Когда братия разделилась, монахи, покинувшие Почаев, разбрелись по монастырям, а оставшиеся приготовились к захвату неприятелем. Я очень рассчитывал на этих стойких иноков; они могли обслуживать окружное население. Однако вышло иначе. Когда австрийцы овладели Лаврой, в монастырь прибыл австрийский эрцгерцог. Братия встретила его почтительно, эрцгерцог был корректен. На другой день появился приказ — выселить всех в венгерский лагерь для военнопленных. Мой большой почаевский приятель, 80-летний архимандрит Николай, приказу решил не подчиняться. "Не мог я Лавру покинуть, — рассказывал он мне впоследствии, — как выйду на двор, да как посмотрю на окошечко моей кельи — так и зальюсь слезами… Не могу! Не могу! Лег на свою койку — пусть делают со мной что хотят, пусть хоть штыками заколют, — не уйду". И не ушел. Когда хотели его выволочь, он уцепился за койку — и ни с места. Поднялись крик, ругань… В эту минуту проходил по коридору доктор, услыхал крики и осведомился, в чем дело. Ему объяснили. "Оставьте…" Старика и оставили. В громадной Лавре только он один и остался. Русское население затаскало его на требы, а австрийские власти были даже довольны, что он устранял повод к неудовольствию местного православного населения, лишенного своего духовенства.

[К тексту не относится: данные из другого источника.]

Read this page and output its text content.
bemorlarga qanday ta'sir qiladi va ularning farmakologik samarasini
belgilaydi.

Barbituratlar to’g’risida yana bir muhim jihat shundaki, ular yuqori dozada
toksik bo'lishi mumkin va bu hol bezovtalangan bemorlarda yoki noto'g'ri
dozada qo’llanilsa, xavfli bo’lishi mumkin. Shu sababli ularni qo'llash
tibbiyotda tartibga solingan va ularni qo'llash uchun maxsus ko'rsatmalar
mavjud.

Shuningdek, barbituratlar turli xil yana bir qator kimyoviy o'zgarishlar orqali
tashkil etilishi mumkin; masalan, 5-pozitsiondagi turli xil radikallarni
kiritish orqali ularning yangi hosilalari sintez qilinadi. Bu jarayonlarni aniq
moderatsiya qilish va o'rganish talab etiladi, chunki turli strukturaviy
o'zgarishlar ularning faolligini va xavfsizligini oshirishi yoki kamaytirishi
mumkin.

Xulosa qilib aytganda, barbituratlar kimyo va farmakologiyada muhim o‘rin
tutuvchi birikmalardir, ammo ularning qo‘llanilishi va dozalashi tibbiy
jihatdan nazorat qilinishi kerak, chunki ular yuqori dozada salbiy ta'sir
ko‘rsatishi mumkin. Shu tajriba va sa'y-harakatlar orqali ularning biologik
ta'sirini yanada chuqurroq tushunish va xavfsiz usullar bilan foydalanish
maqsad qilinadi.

В Лавре австрийцы стали хозяйничать без всяких церемоний. В главном храме поставили свой престол и начали служить мессы. Зимний храм (трапезный) превратили в синема, водрузив кинематографическую электрическую машину на место престола. Зрители, офицеры, сидели в шапках, курили, приходили выпивши, держали себя распущенно. Из моей маленькой церкви при архиерейском доме выбросили иконостас и устроили "кантину" — офицерский ресторан; стены испещрили, негодяи, гнусными, порнографическими рисунками (потом я своими глазами их видел); когда они из Лавры ушли, вся церковь была завалена бутылками. Как верующие, христиане, носители западной культуры могли дойти до такого бесстыдного кощунства! До такого варварства!
Мы отступали все дальше и дальше. Уже австрийцы угрожали Бродам. Наш фронт от Дубно был теперь верстах в двадцати — тридцати. Скрепя сердце я решил перебраться в Житомир. Но что было делать с беженцами?
Я поехал к генералу Иванову и объяснил положение дела: зимовать в Шубкове невозможно, надо галичан устроить прочно.
Опять исход нашелся — выручили непредвиденные обстоятельства.
Волынь была полна немецкими колонистами. Они осели еще задолго до войны на главных наших стратегических путях и теперь ждали "своих", припрятывая для них запасы зерна, пшеницы и т. д. Присутствие ненадежного элемента в ближайшем тылу ощущалось нашими властями на местах, и я не раз выслушивал жалобы и просьбы довести об этом до сведения военачальников, чтобы они обратили внимание и приняли какие-нибудь меры против немцев, которые, по чувству родства, были сторонниками неприятеля и невольно могли играть роль шпионов. Я сказал об этом Иванову. Сперва он отнесся к моим словам довольно холодно: "Это невозможно… это вызовет новое раздражение…", а на другой день позиция его уже была иная: "Вы правы, надо их выслать в глубь России". Прежде чем Иванов успел принять меры, из Петрограда пришел военный приказ: в кратчайший срок выселить всех немецких колонистов.
Был июль. На Волыни урожай в тот год выдался великолепный. В колониях поднялись плач, вопли… Нагрянула полиция следить за спешной ликвидацией. За бесценок продавались сельскохозяйственные орудия, скот, вещи. Дома бросались на произвол судьбы. Ко мне пришла делегация от колонистов. Бабы плачут, умоляют: "Защитите! Дайте убрать урожай!" Не успели немцы ликвидировать свои хозяйства — новый приказ: могут оставаться для сбора урожая. Опять ко мне явилась делегация: "Какой сбор? Чем убирать? Мы все, до серпа, продали…" Несомненно власть действовала бестолково, а в результате нелепое положение: урожай есть, а рабочих рук нет. Мне пришла мысль использовать моих галичан. Земледельцы они хорошие, культурные, справятся со сбором урожая отлично; пусть 1/4 его берут себе, а остальное пойдет на нашу армию; расселить же их можно в брошенных колонистами хатах. Генерал Иванов мой план одобрил. Я телеграфировал в Шубково — чтобы готовились к ликвидации лагеря и переселению в колонии.
В это время в петроградских газетах началась против меня дикая травля (особенно в "Речи"): я обманул галичан, я обещал 1 рубль каждому беженцу суточных, а в результате денег никаких не выдают, а всех обрекли на вымирание от холеры и т. д. Злая, нелепая клевета!